Facebook has overtaken text messaging as a key communication tool, also embraced by Philippine politicians and activists—President Benigno Aquino's Facebook page has more than three million "likes".

Protesters last year used the network to vent anger over the misuse of state funds by lawmakers, snowballing into a mass rally in Manila in August.

Tailoring content

But experts say that Facebook's dominance in some Asian markets faces a threat from competitors who are adapting to local tastes.

With Facebook banned from China since 2009, Indonesia has the second largest number of users in Asia, with around 65 million.

But youngsters are also active on Indonesian-made social media such as Kaskus, while US-based social network FourSquare and China's WeChat have launched popular Indonesian versions of their platforms.

"Nothing works better than making something local," market research firm Roy Morgan Asia director Debnath Guharoy told AFP.

"It has the vernacular, the slang.

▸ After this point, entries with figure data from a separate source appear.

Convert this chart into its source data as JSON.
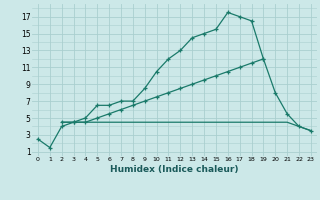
{
  "xlabel": "Humidex (Indice chaleur)",
  "bg_color": "#cce8e8",
  "grid_color": "#aacfcf",
  "line_color": "#1a7a6a",
  "xlim": [
    -0.5,
    23.5
  ],
  "ylim": [
    0.5,
    18.5
  ],
  "xticks": [
    0,
    1,
    2,
    3,
    4,
    5,
    6,
    7,
    8,
    9,
    10,
    11,
    12,
    13,
    14,
    15,
    16,
    17,
    18,
    19,
    20,
    21,
    22,
    23
  ],
  "yticks": [
    1,
    3,
    5,
    7,
    9,
    11,
    13,
    15,
    17
  ],
  "line1_x": [
    0,
    1,
    2,
    3,
    4,
    5,
    6,
    7,
    8,
    9,
    10,
    11,
    12,
    13,
    14,
    15,
    16,
    17,
    18,
    19
  ],
  "line1_y": [
    2.5,
    1.5,
    4.0,
    4.5,
    5.0,
    6.5,
    6.5,
    7.0,
    7.0,
    8.5,
    10.5,
    12.0,
    13.0,
    14.5,
    15.0,
    15.5,
    17.5,
    17.0,
    16.5,
    12.0
  ],
  "line2_x": [
    2,
    3,
    4,
    5,
    6,
    7,
    8,
    9,
    10,
    11,
    12,
    13,
    14,
    15,
    16,
    17,
    18,
    19,
    20,
    21,
    22,
    23
  ],
  "line2_y": [
    4.5,
    4.5,
    4.5,
    5.0,
    5.5,
    6.0,
    6.5,
    7.0,
    7.5,
    8.0,
    8.5,
    9.0,
    9.5,
    10.0,
    10.5,
    11.0,
    11.5,
    12.0,
    8.0,
    5.5,
    4.0,
    3.5
  ],
  "line3_x": [
    2,
    3,
    4,
    5,
    6,
    7,
    8,
    9,
    10,
    11,
    12,
    13,
    14,
    15,
    16,
    17,
    18,
    19,
    20,
    21,
    22,
    23
  ],
  "line3_y": [
    4.5,
    4.5,
    4.5,
    4.5,
    4.5,
    4.5,
    4.5,
    4.5,
    4.5,
    4.5,
    4.5,
    4.5,
    4.5,
    4.5,
    4.5,
    4.5,
    4.5,
    4.5,
    4.5,
    4.5,
    4.0,
    3.5
  ]
}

Anyone who does that successfully will get a lot of traction."

MindTalk, a colourful Indonesian forum set up in 2012 which groups users by interests such as sport, celebrity and travel, has attracted around 500,000 and is growing by about 10 percent each month.

"Facebook's Indonesian user base will keep growing as more people get online, but young people will probably spend less time on it because there are so many alternatives," said Rama Mamuaya, founder of the Indonesian tech blog DailySocial.

Indian student Dewika Bhagwat, 17, said she used to avidly post updates on the computers at school, but now she and her friends have smartphones, they prefer to keep in touch via the instant messaging service WhatsApp.